In many ways the culmination of a career built largely on decisions that seemed tailor-made to bait hard questions about her motivations, Martina McBride’s Timeless is uncommonly bizarre, an album that exists in something of a vacuum, indifferent to the whole of popular music and immune to most criticism. To assign it any “star” rating at all makes less sense than giving it, say, “giraffe out of 5 stars.” It’s bad bad bad bad bad, but McBride is so committed, both as vocalist and producer, to its uncompromised awfulness that there’s something admirable about the album.
It’s astonishing, really, to consider the balls it takes to release a covers album with a song selection taken straight from a Country Music for Dummies primer (“You Win Again,” “Make The World Go Away,” “I Can’t Stop Loving You,” and so on), and to rerecord those songs using vintage equipment with almost identical production ranging from the hard country of Hank Williams to the polished countrypolitan of Tammy Wynette, and to deliver the vocals for those songs with note-for-note faithfulness to the original arrangements.
McBride’s been awarded the Country Music Association’s “Female Vocalist of the Year” title four times, largely because the technical perfection of her voice makes it easy to ignore what a limited interpreter she is, and Timeless foregrounds that weakness. She can hit all of the right notes on Loretta Lynn’s “You Ain’t Woman Enough” and Tammy Wynette’s “‘Til I Can Make It On My Own,” but she lacks the intangibles—Loretta’s authenticity, the “tear” in Tammy’s voice—that separate the very good singers, which McBride certainly is, from the great vocalists, which she is not. To wit, McBride’s version of “(I Never Promised You A) Rose Garden” sounds flawless, except that she delivers a deceptively complicated lyric with a uniformly dead-eyed cheerfulness. She doesn’t embarrass herself on every track—her take on Charlie Walker’s “Pick Me Up On Your Way Down” is legitimately not half-bad—and her calculated, steely precision will continue to amaze her sizable fanbase.

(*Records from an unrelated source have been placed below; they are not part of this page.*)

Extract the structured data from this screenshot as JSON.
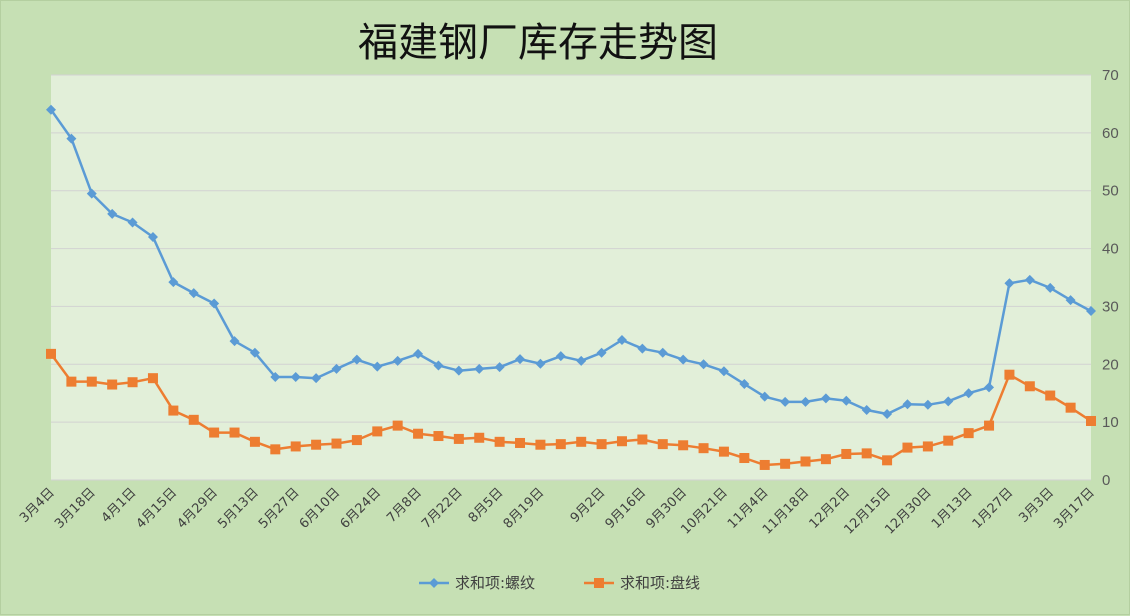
{
  "chart_data": {
    "type": "line",
    "title": "福建钢厂库存走势图",
    "ylim": [
      0,
      70
    ],
    "y_ticks": [
      0,
      10,
      20,
      30,
      40,
      50,
      60,
      70
    ],
    "y_axis_side": "right",
    "grid": true,
    "legend": "bottom",
    "x_tick_labels": [
      "3月4日",
      "3月18日",
      "4月1日",
      "4月15日",
      "4月29日",
      "5月13日",
      "5月27日",
      "6月10日",
      "6月24日",
      "7月8日",
      "7月22日",
      "8月5日",
      "8月19日",
      "9月2日",
      "9月16日",
      "9月30日",
      "10月21日",
      "11月4日",
      "11月18日",
      "12月2日",
      "12月15日",
      "12月30日",
      "1月13日",
      "1月27日",
      "3月3日",
      "3月17日"
    ],
    "series": [
      {
        "name": "求和项:螺纹",
        "color": "#5b9bd5",
        "marker": "diamond",
        "values": [
          64,
          59,
          49.5,
          46,
          44.5,
          42,
          34.2,
          32.3,
          30.5,
          24,
          22,
          17.8,
          17.8,
          17.6,
          19.2,
          20.8,
          19.6,
          20.6,
          21.8,
          19.8,
          18.9,
          19.2,
          19.5,
          20.9,
          20.1,
          21.4,
          20.6,
          22,
          24.2,
          22.7,
          22,
          20.8,
          20,
          18.8,
          16.6,
          14.4,
          13.5,
          13.5,
          14.1,
          13.7,
          12.1,
          11.4,
          13.1,
          13,
          13.6,
          15,
          16,
          34,
          34.6,
          33.2,
          31.1,
          29.2
        ]
      },
      {
        "name": "求和项:盘线",
        "color": "#ed7d31",
        "marker": "square",
        "values": [
          21.8,
          17,
          17,
          16.5,
          16.9,
          17.6,
          12,
          10.4,
          8.2,
          8.2,
          6.6,
          5.3,
          5.8,
          6.1,
          6.3,
          6.9,
          8.4,
          9.4,
          8.0,
          7.6,
          7.1,
          7.3,
          6.6,
          6.4,
          6.1,
          6.2,
          6.6,
          6.2,
          6.7,
          7.0,
          6.2,
          6.0,
          5.5,
          4.9,
          3.8,
          2.6,
          2.8,
          3.2,
          3.6,
          4.5,
          4.6,
          3.4,
          5.6,
          5.8,
          6.8,
          8.1,
          9.4,
          18.2,
          16.2,
          14.6,
          12.5,
          10.2
        ]
      }
    ]
  }
}
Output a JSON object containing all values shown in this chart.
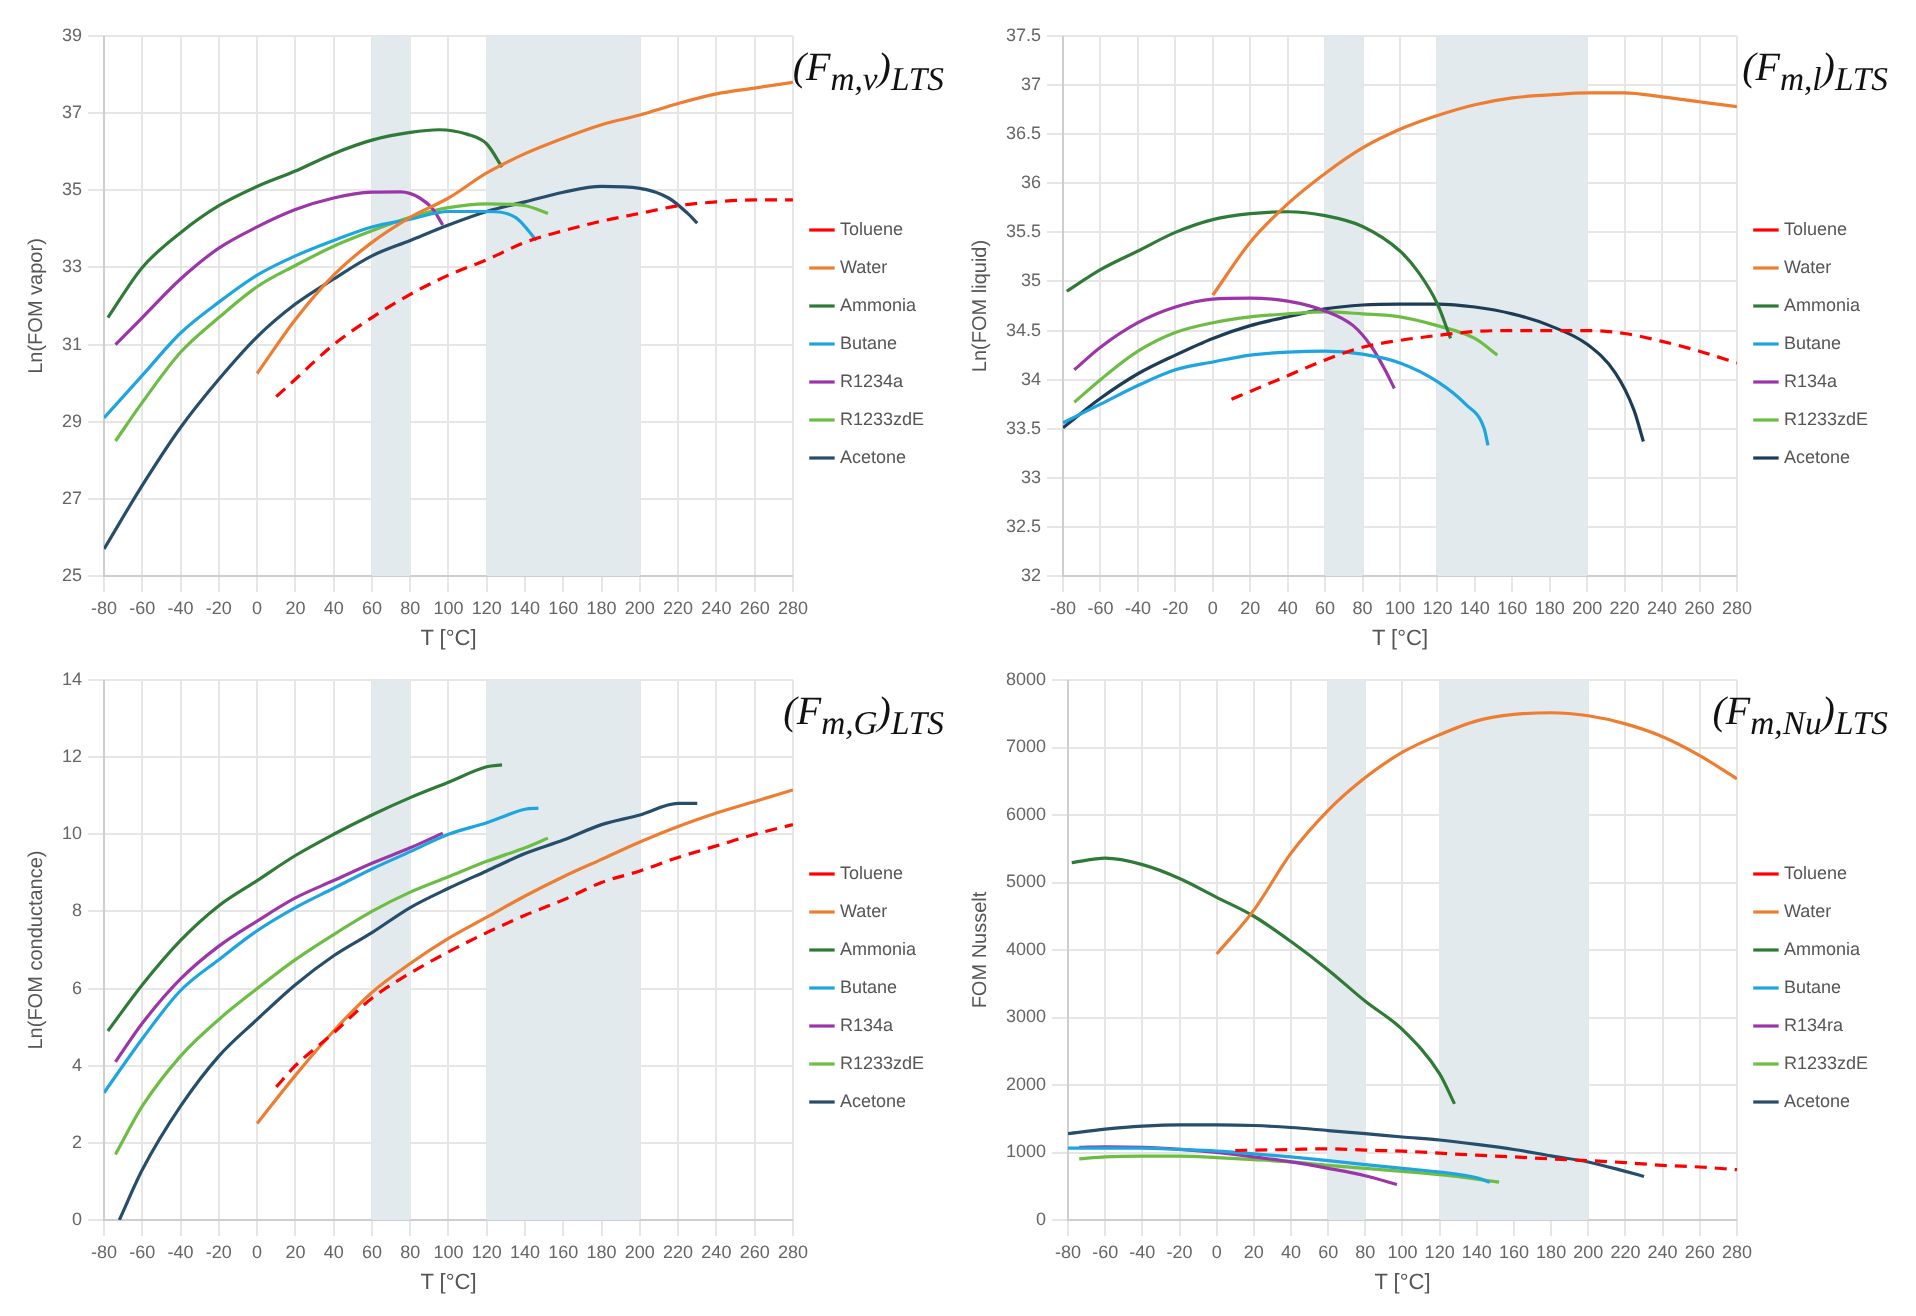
{
  "chart_data": [
    {
      "type": "line",
      "title": "(F$_{m,v}$)$_{LTS}$",
      "xlabel": "T [°C]",
      "ylabel": "Ln(FOM vapor)",
      "xlim": [
        -80,
        280
      ],
      "xticks": [
        -80,
        -60,
        -40,
        -20,
        0,
        20,
        40,
        60,
        80,
        100,
        120,
        140,
        160,
        180,
        200,
        220,
        240,
        260,
        280
      ],
      "ylim": [
        25,
        39
      ],
      "yticks": [
        25,
        27,
        29,
        31,
        33,
        35,
        37,
        39
      ],
      "grid": true,
      "legend": "right",
      "bands": [
        {
          "axis": "x",
          "from": 60,
          "to": 80,
          "color": "#e3eaee"
        },
        {
          "axis": "x",
          "from": 120,
          "to": 200,
          "color": "#e3eaee"
        }
      ],
      "series": [
        {
          "name": "Toluene",
          "color": "#ff0000",
          "line_style": "dashed",
          "x": [
            10,
            20,
            40,
            60,
            80,
            100,
            120,
            140,
            160,
            180,
            200,
            220,
            240,
            260,
            280
          ],
          "values": [
            29.65,
            30.1,
            31.0,
            31.7,
            32.3,
            32.8,
            33.2,
            33.65,
            33.95,
            34.2,
            34.4,
            34.6,
            34.7,
            34.75,
            34.75
          ]
        },
        {
          "name": "Water",
          "color": "#ed7d31",
          "x": [
            0,
            20,
            40,
            60,
            80,
            100,
            120,
            140,
            160,
            180,
            200,
            220,
            240,
            260,
            280
          ],
          "values": [
            30.25,
            31.65,
            32.8,
            33.65,
            34.3,
            34.8,
            35.45,
            35.95,
            36.35,
            36.7,
            36.95,
            37.25,
            37.5,
            37.65,
            37.8
          ]
        },
        {
          "name": "Ammonia",
          "color": "#2f7a36",
          "x": [
            -78,
            -60,
            -40,
            -20,
            0,
            20,
            40,
            60,
            80,
            95,
            110,
            120,
            128
          ],
          "values": [
            31.7,
            33.0,
            33.9,
            34.6,
            35.1,
            35.5,
            35.95,
            36.3,
            36.5,
            36.57,
            36.45,
            36.2,
            35.6
          ]
        },
        {
          "name": "Butane",
          "color": "#1ea5e0",
          "x": [
            -80,
            -60,
            -40,
            -20,
            0,
            20,
            40,
            60,
            80,
            100,
            120,
            135,
            146
          ],
          "values": [
            29.1,
            30.2,
            31.3,
            32.1,
            32.8,
            33.3,
            33.7,
            34.05,
            34.25,
            34.45,
            34.45,
            34.3,
            33.7
          ]
        },
        {
          "name": "R1234a",
          "color": "#9c35a8",
          "x": [
            -74,
            -60,
            -40,
            -20,
            0,
            20,
            40,
            60,
            75,
            85,
            92,
            97
          ],
          "values": [
            31.0,
            31.7,
            32.7,
            33.5,
            34.05,
            34.5,
            34.8,
            34.95,
            34.96,
            34.8,
            34.5,
            34.1
          ]
        },
        {
          "name": "R1233zdE",
          "color": "#6dbd45",
          "x": [
            -74,
            -60,
            -40,
            -20,
            0,
            20,
            40,
            60,
            80,
            100,
            120,
            140,
            152
          ],
          "values": [
            28.5,
            29.5,
            30.8,
            31.7,
            32.5,
            33.05,
            33.55,
            33.95,
            34.3,
            34.55,
            34.65,
            34.6,
            34.4
          ]
        },
        {
          "name": "Acetone",
          "color": "#264e6b",
          "x": [
            -80,
            -60,
            -40,
            -20,
            0,
            20,
            40,
            60,
            80,
            100,
            120,
            140,
            160,
            180,
            200,
            215,
            225,
            230
          ],
          "values": [
            25.7,
            27.35,
            28.85,
            30.1,
            31.2,
            32.05,
            32.7,
            33.3,
            33.7,
            34.1,
            34.45,
            34.7,
            34.95,
            35.1,
            35.05,
            34.8,
            34.4,
            34.15
          ]
        }
      ]
    },
    {
      "type": "line",
      "title": "(F$_{m,l}$)$_{LTS}$",
      "xlabel": "T [°C]",
      "ylabel": "Ln(FOM liquid)",
      "xlim": [
        -80,
        280
      ],
      "xticks": [
        -80,
        -60,
        -40,
        -20,
        0,
        20,
        40,
        60,
        80,
        100,
        120,
        140,
        160,
        180,
        200,
        220,
        240,
        260,
        280
      ],
      "ylim": [
        32,
        37.5
      ],
      "yticks": [
        32,
        32.5,
        33,
        33.5,
        34,
        34.5,
        35,
        35.5,
        36,
        36.5,
        37,
        37.5
      ],
      "grid": true,
      "legend": "right",
      "bands": [
        {
          "axis": "x",
          "from": 60,
          "to": 80,
          "color": "#e3eaee"
        },
        {
          "axis": "x",
          "from": 120,
          "to": 200,
          "color": "#e3eaee"
        }
      ],
      "series": [
        {
          "name": "Toluene",
          "color": "#ff0000",
          "line_style": "dashed",
          "x": [
            10,
            20,
            40,
            60,
            80,
            100,
            120,
            140,
            160,
            180,
            200,
            220,
            240,
            260,
            280
          ],
          "values": [
            33.8,
            33.88,
            34.04,
            34.2,
            34.33,
            34.4,
            34.45,
            34.49,
            34.5,
            34.5,
            34.5,
            34.47,
            34.39,
            34.29,
            34.17
          ]
        },
        {
          "name": "Water",
          "color": "#ed7d31",
          "x": [
            0,
            20,
            40,
            60,
            80,
            100,
            120,
            140,
            160,
            180,
            200,
            220,
            240,
            260,
            280
          ],
          "values": [
            34.86,
            35.4,
            35.79,
            36.1,
            36.36,
            36.55,
            36.69,
            36.8,
            36.87,
            36.9,
            36.92,
            36.92,
            36.88,
            36.83,
            36.78
          ]
        },
        {
          "name": "Ammonia",
          "color": "#2f7a36",
          "x": [
            -78,
            -60,
            -40,
            -20,
            0,
            20,
            40,
            60,
            80,
            100,
            110,
            120,
            127
          ],
          "values": [
            34.9,
            35.12,
            35.31,
            35.5,
            35.63,
            35.69,
            35.71,
            35.67,
            35.56,
            35.31,
            35.09,
            34.77,
            34.42
          ]
        },
        {
          "name": "Butane",
          "color": "#1ea5e0",
          "x": [
            -80,
            -60,
            -40,
            -20,
            0,
            20,
            40,
            60,
            80,
            100,
            120,
            135,
            145,
            147
          ],
          "values": [
            33.56,
            33.75,
            33.94,
            34.1,
            34.18,
            34.25,
            34.28,
            34.29,
            34.26,
            34.17,
            33.98,
            33.75,
            33.5,
            33.33
          ]
        },
        {
          "name": "R134a",
          "color": "#9c35a8",
          "x": [
            -74,
            -60,
            -40,
            -20,
            0,
            20,
            40,
            60,
            75,
            85,
            92,
            97
          ],
          "values": [
            34.1,
            34.33,
            34.58,
            34.74,
            34.82,
            34.83,
            34.8,
            34.7,
            34.55,
            34.33,
            34.1,
            33.91
          ]
        },
        {
          "name": "R1233zdE",
          "color": "#6dbd45",
          "x": [
            -74,
            -60,
            -40,
            -20,
            0,
            20,
            40,
            60,
            80,
            100,
            120,
            140,
            152
          ],
          "values": [
            33.77,
            34.0,
            34.29,
            34.48,
            34.58,
            34.64,
            34.67,
            34.69,
            34.67,
            34.64,
            34.55,
            34.42,
            34.25
          ]
        },
        {
          "name": "Acetone",
          "color": "#1d3d57",
          "x": [
            -80,
            -60,
            -40,
            -20,
            0,
            20,
            40,
            60,
            80,
            100,
            120,
            140,
            160,
            180,
            200,
            215,
            225,
            230
          ],
          "values": [
            33.51,
            33.81,
            34.06,
            34.25,
            34.42,
            34.55,
            34.64,
            34.72,
            34.76,
            34.77,
            34.77,
            34.74,
            34.67,
            34.55,
            34.36,
            34.07,
            33.69,
            33.37
          ]
        }
      ]
    },
    {
      "type": "line",
      "title": "(F$_{m,G}$)$_{LTS}$",
      "xlabel": "T [°C]",
      "ylabel": "Ln(FOM conductance)",
      "xlim": [
        -80,
        280
      ],
      "xticks": [
        -80,
        -60,
        -40,
        -20,
        0,
        20,
        40,
        60,
        80,
        100,
        120,
        140,
        160,
        180,
        200,
        220,
        240,
        260,
        280
      ],
      "ylim": [
        0,
        14
      ],
      "yticks": [
        0,
        2,
        4,
        6,
        8,
        10,
        12,
        14
      ],
      "grid": true,
      "legend": "right",
      "bands": [
        {
          "axis": "x",
          "from": 60,
          "to": 80,
          "color": "#e3eaee"
        },
        {
          "axis": "x",
          "from": 120,
          "to": 200,
          "color": "#e3eaee"
        }
      ],
      "series": [
        {
          "name": "Toluene",
          "color": "#ff0000",
          "line_style": "dashed",
          "x": [
            10,
            20,
            40,
            60,
            80,
            100,
            120,
            140,
            160,
            180,
            200,
            220,
            240,
            260,
            280
          ],
          "values": [
            3.45,
            4.0,
            4.85,
            5.75,
            6.4,
            6.95,
            7.45,
            7.9,
            8.3,
            8.75,
            9.05,
            9.4,
            9.7,
            10.0,
            10.25
          ]
        },
        {
          "name": "Water",
          "color": "#ed7d31",
          "x": [
            0,
            20,
            40,
            60,
            80,
            100,
            120,
            140,
            160,
            180,
            200,
            220,
            240,
            260,
            280
          ],
          "values": [
            2.5,
            3.75,
            4.9,
            5.9,
            6.65,
            7.3,
            7.85,
            8.4,
            8.9,
            9.35,
            9.8,
            10.2,
            10.55,
            10.85,
            11.15
          ]
        },
        {
          "name": "Ammonia",
          "color": "#2f7a36",
          "x": [
            -78,
            -60,
            -40,
            -20,
            0,
            20,
            40,
            60,
            80,
            100,
            120,
            128
          ],
          "values": [
            4.9,
            6.1,
            7.25,
            8.15,
            8.8,
            9.45,
            10.0,
            10.5,
            10.95,
            11.35,
            11.75,
            11.8
          ]
        },
        {
          "name": "Butane",
          "color": "#1ea5e0",
          "x": [
            -80,
            -60,
            -40,
            -20,
            0,
            20,
            40,
            60,
            80,
            100,
            120,
            140,
            147
          ],
          "values": [
            3.3,
            4.7,
            5.95,
            6.75,
            7.5,
            8.1,
            8.6,
            9.1,
            9.55,
            10.0,
            10.3,
            10.65,
            10.68
          ]
        },
        {
          "name": "R134a",
          "color": "#9c35a8",
          "x": [
            -74,
            -60,
            -40,
            -20,
            0,
            20,
            40,
            60,
            80,
            97
          ],
          "values": [
            4.1,
            5.1,
            6.25,
            7.1,
            7.75,
            8.35,
            8.8,
            9.25,
            9.65,
            10.03
          ]
        },
        {
          "name": "R1233zdE",
          "color": "#6dbd45",
          "x": [
            -74,
            -60,
            -40,
            -20,
            0,
            20,
            40,
            60,
            80,
            100,
            120,
            140,
            152
          ],
          "values": [
            1.7,
            2.95,
            4.25,
            5.2,
            6.0,
            6.75,
            7.4,
            8.0,
            8.5,
            8.9,
            9.3,
            9.65,
            9.9
          ]
        },
        {
          "name": "Acetone",
          "color": "#264e6b",
          "x": [
            -72,
            -60,
            -40,
            -20,
            0,
            20,
            40,
            60,
            80,
            100,
            120,
            140,
            160,
            180,
            200,
            220,
            230
          ],
          "values": [
            0,
            1.3,
            2.95,
            4.25,
            5.2,
            6.1,
            6.85,
            7.45,
            8.1,
            8.6,
            9.05,
            9.5,
            9.85,
            10.25,
            10.5,
            10.8,
            10.8
          ]
        }
      ]
    },
    {
      "type": "line",
      "title": "(F$_{m,Nu}$)$_{LTS}$",
      "xlabel": "T [°C]",
      "ylabel": "FOM Nusselt",
      "xlim": [
        -80,
        280
      ],
      "xticks": [
        -80,
        -60,
        -40,
        -20,
        0,
        20,
        40,
        60,
        80,
        100,
        120,
        140,
        160,
        180,
        200,
        220,
        240,
        260,
        280
      ],
      "ylim": [
        0,
        8000
      ],
      "yticks": [
        0,
        1000,
        2000,
        3000,
        4000,
        5000,
        6000,
        7000,
        8000
      ],
      "grid": true,
      "legend": "right",
      "bands": [
        {
          "axis": "x",
          "from": 60,
          "to": 80,
          "color": "#e3eaee"
        },
        {
          "axis": "x",
          "from": 120,
          "to": 200,
          "color": "#e3eaee"
        }
      ],
      "series": [
        {
          "name": "Toluene",
          "color": "#ff0000",
          "line_style": "dashed",
          "x": [
            10,
            40,
            60,
            80,
            100,
            120,
            140,
            160,
            180,
            200,
            220,
            240,
            260,
            280
          ],
          "values": [
            1030,
            1045,
            1055,
            1035,
            1020,
            990,
            960,
            935,
            905,
            880,
            850,
            810,
            785,
            745
          ]
        },
        {
          "name": "Water",
          "color": "#ed7d31",
          "x": [
            0,
            20,
            40,
            60,
            80,
            100,
            120,
            140,
            160,
            180,
            200,
            220,
            240,
            260,
            280
          ],
          "values": [
            3940,
            4590,
            5435,
            6070,
            6555,
            6930,
            7190,
            7395,
            7490,
            7515,
            7470,
            7350,
            7160,
            6880,
            6535
          ]
        },
        {
          "name": "Ammonia",
          "color": "#2f7a36",
          "x": [
            -78,
            -60,
            -40,
            -20,
            0,
            20,
            40,
            60,
            80,
            100,
            120,
            128
          ],
          "values": [
            5295,
            5360,
            5265,
            5060,
            4780,
            4500,
            4125,
            3705,
            3240,
            2820,
            2165,
            1720
          ]
        },
        {
          "name": "Butane",
          "color": "#1ea5e0",
          "x": [
            -80,
            -40,
            -20,
            0,
            20,
            40,
            60,
            80,
            100,
            120,
            140,
            147
          ],
          "values": [
            1065,
            1065,
            1045,
            1020,
            980,
            935,
            880,
            820,
            765,
            710,
            625,
            560
          ]
        },
        {
          "name": "R134ra",
          "color": "#9c35a8",
          "x": [
            -74,
            -60,
            -40,
            -20,
            0,
            20,
            40,
            60,
            80,
            97
          ],
          "values": [
            1075,
            1085,
            1075,
            1045,
            1000,
            935,
            860,
            765,
            655,
            525
          ]
        },
        {
          "name": "R1233zdE",
          "color": "#6dbd45",
          "x": [
            -74,
            -60,
            -40,
            -20,
            0,
            20,
            40,
            60,
            80,
            100,
            120,
            140,
            152
          ],
          "values": [
            905,
            935,
            945,
            945,
            925,
            895,
            860,
            810,
            765,
            720,
            670,
            605,
            560
          ]
        },
        {
          "name": "Acetone",
          "color": "#264e6b",
          "x": [
            -80,
            -60,
            -40,
            -20,
            0,
            20,
            40,
            60,
            80,
            100,
            120,
            140,
            160,
            180,
            200,
            220,
            230
          ],
          "values": [
            1280,
            1345,
            1390,
            1410,
            1410,
            1400,
            1370,
            1325,
            1280,
            1230,
            1185,
            1120,
            1045,
            950,
            860,
            720,
            645
          ]
        }
      ]
    }
  ]
}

For the unconverted, it’s comforting that McBride mercifully tones down her glorynote belting tendencies; while she usually peddles “loud” as an emotion, here she goes for melisma. It’s downright miraculous that, for the first album in her career, McBride hasn’t recorded a song about abused women or children with wasting diseases. While that’s cause for celebration of its own accord, Timeless still plays like one of the American Idol compilation albums, impossible to view as anything more than enthusiastic, pitch-perfect karaoke and inessential in direct comparison to the source material.